= Coalition for Global Prosperity =

London-based not-for-profit campaign group

The Coalition for Global Prosperity is a London-based not-for-profit campaign group that brings together community, political, military, and faith leaders in support of Great Britain and Northern Ireland's role in international aid and development.

==Origin and focus==
The Coalition for Global Prosperity (CGP) was founded by Conservative MP Theo Clarke in 2017. The group promotes the image of Britain as still having a significant leading role to play in international aid and development with the motto “Britain as a force for good” in the world.

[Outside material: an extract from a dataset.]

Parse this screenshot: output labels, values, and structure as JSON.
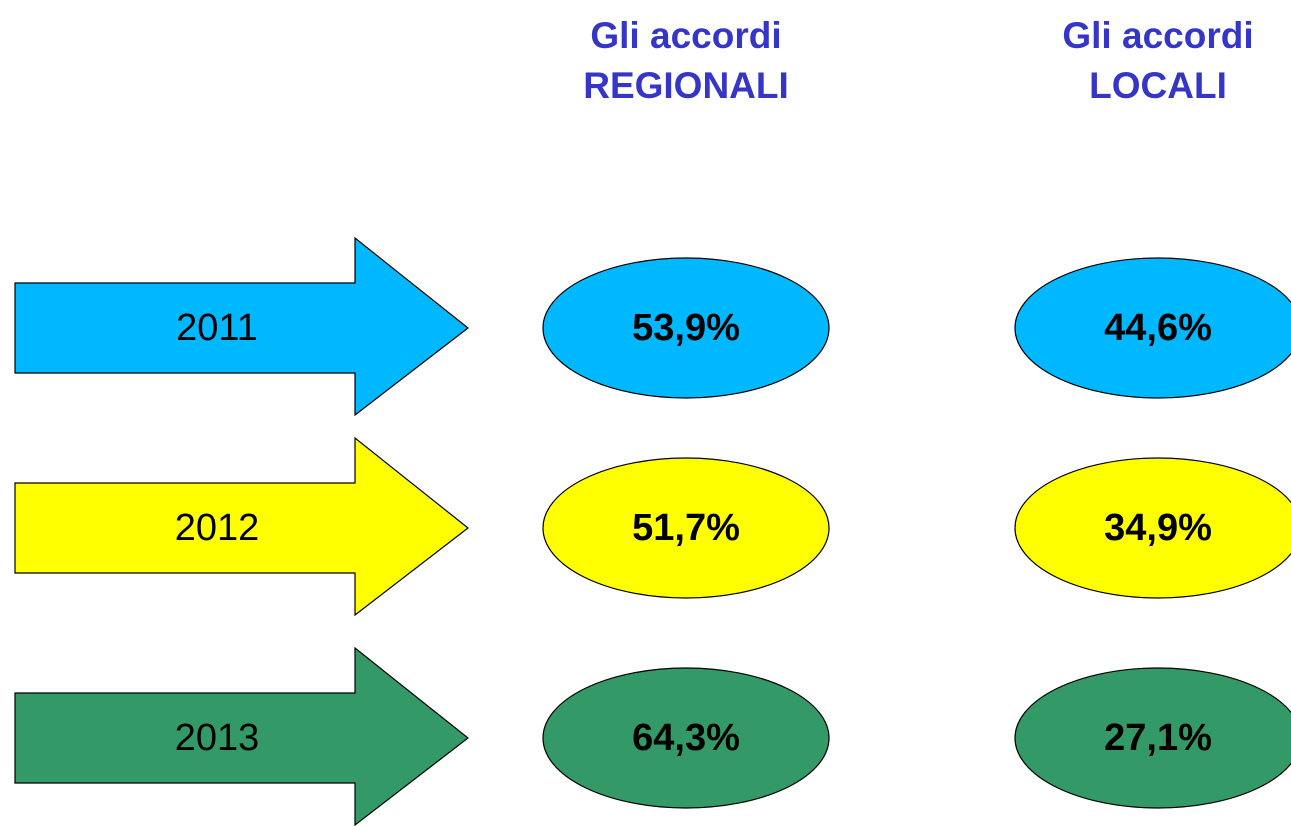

The group calls for “a strong aid budget and an active diplomatic and defence strategy.” When the 2019 United Nations’ Sustainable Development Goals Progress Report revealed that no country was on track to achieve the Global Goals by 2030, the all-party parliamentary group for UN Global Goals met with the CGP and other agencies in Westminster, to identify ways that business and government might step up the efforts to deliver on the Global Goals in the Decade of Action.

==Supporters==
A wide range of prominent individuals pledge their support for the Coalition, such as Bill Gates and Gordon Brown as well as former Prime Minister Theresa May, former Chief Rabbi (Baron) Jonathan Sacks and comedian Lenny Henry, all of whom appear on the CGP website.

The Coalition's Advisory Council includes Nosheena Mobarik, Aliona Hlivco, Lieutenant Colonel Dean Canham OBE, Canon Sarah Snyder, and Professor Sir Myles Wickstead, among others.